Hybrid Working Securely
The concept of hybrid working i.e., a flexible work model that supports a blend of in-office, remote - more often than not home – and on-the-go worker, has now been embraced by many businesses. What may have started just as an ad hoc way to continue operating during the Pandemic, has now been formalised into working patterns for many businesses across the globe because there are obvious benefits to:
· Attract and retain a more diverse workforce
· Give people better work-life balance and reduce travel costs
· Increase productivity with more people being able to work in a place and at a time that allows them to perform at their best
· And make savings on office space and overheads.
But, before making the change to hybrid working, how many businesses considered whether there would be an impact upon their culture and security? As the saying goes “knowledge is power” and as such understanding the threats to your organisation will enable you to mitigate against them. This can be achieved by conducting a risk assessment. CPNI’s remote working guidance discusses many of the security risks that a business should consider before creating a hybrid working policy. These include:
• the challenges of continued line management oversight,
• staff working on unfamiliar technology in new environments,
• the need to provide appropriately protected IT devices, training and support when working off-site,
• ensuring there is staff access when working off-site to welfare help if needed,
• identifying roles and locations that cannot accommodate hybrid working.
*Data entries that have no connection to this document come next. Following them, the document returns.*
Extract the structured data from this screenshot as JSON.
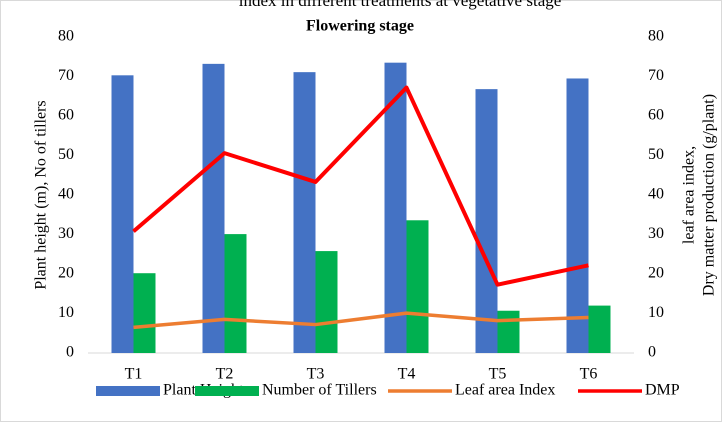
{
  "chart_data": {
    "type": "bar_line",
    "subtitle": "index in different treatments at vegetative stage",
    "title": "Flowering stage",
    "y_label": "Plant height (m), No of tillers",
    "y2_label": [
      "leaf area index,",
      "Dry matter production (g/plant)"
    ],
    "categories": [
      "T1",
      "T2",
      "T3",
      "T4",
      "T5",
      "T6"
    ],
    "series": [
      {
        "name": "Plant Height",
        "type": "bar",
        "color": "#4472c4",
        "values": [
          70.3,
          73.2,
          71.1,
          73.5,
          66.8,
          69.5
        ]
      },
      {
        "name": "Number of Tillers",
        "type": "bar",
        "color": "#00b050",
        "values": [
          20.2,
          30.1,
          25.8,
          33.6,
          10.7,
          12.0
        ]
      },
      {
        "name": "Leaf area Index",
        "type": "line",
        "axis": "y2",
        "color": "#ed7d31",
        "values": [
          6.5,
          8.5,
          7.2,
          10.1,
          8.2,
          9.0
        ]
      },
      {
        "name": "DMP",
        "type": "line",
        "axis": "y2",
        "color": "#ff0000",
        "values": [
          30.8,
          50.6,
          43.3,
          67.2,
          17.3,
          22.2
        ]
      }
    ],
    "ylim": [
      0,
      80
    ],
    "yticks": [
      0,
      10,
      20,
      30,
      40,
      50,
      60,
      70,
      80
    ],
    "y2lim": [
      0,
      80
    ],
    "y2ticks": [
      0,
      10,
      20,
      30,
      40,
      50,
      60,
      70,
      80
    ],
    "grid": false,
    "legend": "bottom"
  }
}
If hybrid working policies and procedures are not addressed and well communicated to the workforce, then there is a risk of staff disgruntlement and this is a key factor in setting someone on the pathway to conducting an insider act. As a minimum, a secure hybrid working policy will provide a framework for line managers and their staff to formalise arrangements for attendance on site, contact with each other, attendance at meetings, availability for future training and review of the ongoing arrangements. Ideally this framework will provide a fair and consistent approach for all staff, whilst allowing flexibility for line managers to agree what works best for all parties. A hybrid policy should be reviewed regularly to ensure that it continues to meet all the business needs but especially following any security incident that might impact upon hybrid working arrangements in order to mitigate any new risks.